En gros, le risque qu’un jour l’IA surpasse l’intelligence humaine, autrement qu’en vitesse de calcul, est encore loin. Le vrai risque est que les humains prennent pour de l’intelligence ce qui n’en n’est pas.

Mais au fond, on s’en fout. Je veux dire, ce débat qui divise de plus en plus chercheurs en IA et adeptes de l’IA actuelle n’est que la poursuite d’un vieux fantasme.

Que l’intelligence artificielle soit stupide ne l’empêche pas d’être super efficace dans la réalisation de certaines tâches. Le tout est de bien en identifier les champs d’application ainsi que les limites (la qualité des données notamment, mais pas que). Une jolie illustration de ce débat est le dernier projet publié par Open AI, l’organisme de recherche fondé notamment par Elon Musk, à l’origine déjà de pas mal de projets de recherche sympathiques et un peu flippants comme un générateur automatique de fausses informations.

Cette fois, ils ont appris à des réseaux de neurones à jouer à cache-cache pour voir comment ils s’en sortaient. Pour rendre l’exercice plus rigolo, ils ont donné une apparence trop mignonne à leurs petits robots. Les bleus tentent de se cacher, et les rouges essayent de trouver les bleus. La technique est assez similaire à celle déjà utilisée pour battre des humains au Go ou à Starcraft. Mais ce qui est fascinant à regarder c’est de voir comment les bleus vont rivaliser d’ingéniosité pour éviter d’être trouvés et comment les rouges vont réussir à contourner les obstacles et «inventer» de nouvelles techniques pour parvenir à leur fin.

Par exemple, les bleus ont trouvé un moyen de bloquer les murs pour créer des salles et se cacher dedans. Les rouges ont alors utilisé des rampes pour sauter par dessus les murs. Les bleus ont donc décidé de bloquer les rampes loin des murs. Et c’est là que les rouges ont inventé un nouveau sport: surfer sur des cubes pour franchir les murs. Ils amènent les cubes devant les rampes et se déplacent ensuite avec comme avec un surf.

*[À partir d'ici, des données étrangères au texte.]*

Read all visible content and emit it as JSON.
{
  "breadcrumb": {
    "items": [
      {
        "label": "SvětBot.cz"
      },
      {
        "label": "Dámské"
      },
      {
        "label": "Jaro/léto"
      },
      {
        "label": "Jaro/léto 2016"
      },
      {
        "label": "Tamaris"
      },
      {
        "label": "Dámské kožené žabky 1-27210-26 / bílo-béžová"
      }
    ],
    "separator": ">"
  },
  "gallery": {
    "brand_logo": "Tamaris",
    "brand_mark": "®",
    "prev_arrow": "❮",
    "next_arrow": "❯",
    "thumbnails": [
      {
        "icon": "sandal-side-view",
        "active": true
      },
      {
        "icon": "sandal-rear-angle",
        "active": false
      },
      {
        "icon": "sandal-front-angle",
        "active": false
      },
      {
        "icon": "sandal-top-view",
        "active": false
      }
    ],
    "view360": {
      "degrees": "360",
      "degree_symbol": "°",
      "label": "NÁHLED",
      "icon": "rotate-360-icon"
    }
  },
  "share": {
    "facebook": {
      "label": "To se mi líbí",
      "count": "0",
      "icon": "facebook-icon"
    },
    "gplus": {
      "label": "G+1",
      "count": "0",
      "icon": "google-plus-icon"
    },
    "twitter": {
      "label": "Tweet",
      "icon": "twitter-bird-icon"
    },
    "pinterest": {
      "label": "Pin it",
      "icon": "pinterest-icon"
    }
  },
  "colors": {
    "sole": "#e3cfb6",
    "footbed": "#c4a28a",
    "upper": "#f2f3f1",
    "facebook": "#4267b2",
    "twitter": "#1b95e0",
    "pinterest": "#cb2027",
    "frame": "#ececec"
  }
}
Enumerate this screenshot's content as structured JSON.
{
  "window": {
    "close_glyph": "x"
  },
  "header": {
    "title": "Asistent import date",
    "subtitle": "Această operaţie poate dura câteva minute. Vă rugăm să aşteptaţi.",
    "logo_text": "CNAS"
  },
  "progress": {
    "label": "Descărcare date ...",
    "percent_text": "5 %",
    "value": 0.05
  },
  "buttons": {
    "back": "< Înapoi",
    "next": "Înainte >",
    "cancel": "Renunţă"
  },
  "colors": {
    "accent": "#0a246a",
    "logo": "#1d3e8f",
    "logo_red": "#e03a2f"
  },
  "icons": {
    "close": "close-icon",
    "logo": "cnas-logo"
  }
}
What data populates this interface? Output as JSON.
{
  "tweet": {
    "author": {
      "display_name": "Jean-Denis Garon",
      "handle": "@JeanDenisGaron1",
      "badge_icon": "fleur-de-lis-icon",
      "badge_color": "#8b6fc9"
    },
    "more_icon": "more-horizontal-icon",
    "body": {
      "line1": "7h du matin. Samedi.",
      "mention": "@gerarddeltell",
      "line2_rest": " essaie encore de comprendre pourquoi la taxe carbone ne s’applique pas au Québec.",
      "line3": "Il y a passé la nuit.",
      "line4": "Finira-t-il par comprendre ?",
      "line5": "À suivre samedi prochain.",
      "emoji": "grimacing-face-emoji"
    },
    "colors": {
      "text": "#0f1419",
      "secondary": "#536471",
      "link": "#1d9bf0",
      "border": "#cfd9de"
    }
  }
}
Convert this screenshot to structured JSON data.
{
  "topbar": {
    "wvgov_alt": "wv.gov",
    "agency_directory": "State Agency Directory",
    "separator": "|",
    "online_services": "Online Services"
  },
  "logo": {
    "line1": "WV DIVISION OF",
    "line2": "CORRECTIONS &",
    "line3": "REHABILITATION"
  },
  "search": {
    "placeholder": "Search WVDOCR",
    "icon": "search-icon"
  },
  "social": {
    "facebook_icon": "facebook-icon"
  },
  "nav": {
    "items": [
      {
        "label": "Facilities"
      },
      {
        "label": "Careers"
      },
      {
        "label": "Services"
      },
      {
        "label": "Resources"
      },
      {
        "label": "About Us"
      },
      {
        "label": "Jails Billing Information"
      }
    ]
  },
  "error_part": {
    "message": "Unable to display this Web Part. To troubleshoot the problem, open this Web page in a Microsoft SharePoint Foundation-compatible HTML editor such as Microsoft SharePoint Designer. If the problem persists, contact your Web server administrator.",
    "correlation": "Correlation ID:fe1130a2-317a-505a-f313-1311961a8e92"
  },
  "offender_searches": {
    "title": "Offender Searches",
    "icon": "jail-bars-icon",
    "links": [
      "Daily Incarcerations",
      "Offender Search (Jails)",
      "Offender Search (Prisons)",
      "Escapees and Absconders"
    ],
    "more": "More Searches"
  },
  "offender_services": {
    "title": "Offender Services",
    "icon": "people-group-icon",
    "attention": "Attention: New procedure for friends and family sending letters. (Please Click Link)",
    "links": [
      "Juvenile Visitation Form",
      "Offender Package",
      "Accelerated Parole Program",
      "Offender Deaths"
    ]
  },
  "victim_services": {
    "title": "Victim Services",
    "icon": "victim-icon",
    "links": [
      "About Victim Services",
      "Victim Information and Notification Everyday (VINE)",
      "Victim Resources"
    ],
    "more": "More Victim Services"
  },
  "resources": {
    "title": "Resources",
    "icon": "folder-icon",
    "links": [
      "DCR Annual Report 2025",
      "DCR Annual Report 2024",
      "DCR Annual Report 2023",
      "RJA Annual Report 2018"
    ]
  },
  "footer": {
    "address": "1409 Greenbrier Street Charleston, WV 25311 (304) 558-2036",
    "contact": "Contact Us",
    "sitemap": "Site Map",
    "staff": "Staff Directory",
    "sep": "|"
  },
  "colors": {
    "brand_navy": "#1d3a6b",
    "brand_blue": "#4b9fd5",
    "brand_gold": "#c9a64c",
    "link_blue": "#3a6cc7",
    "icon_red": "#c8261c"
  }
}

Au final, il ne s’agit de rien de plus que des réseaux de neurones qui « affinent leurs courbes aux données », comme dirait le Dr Pearl. Pas d’intelligence. Juste de l’efficacité statistique. Mais ce qui est intéressant c’est l’usage que l’on en fait. Et la façon dont les chercheurs s’amusent à les faire se battre entre eux, et à les mettre-en-scène de façon à faire sortir de nouvelles stratégies lisibles pour un humain. Voire inventer de nouveaux outils qu’il pourrait peut-être utiliser demain dans la vraie vie.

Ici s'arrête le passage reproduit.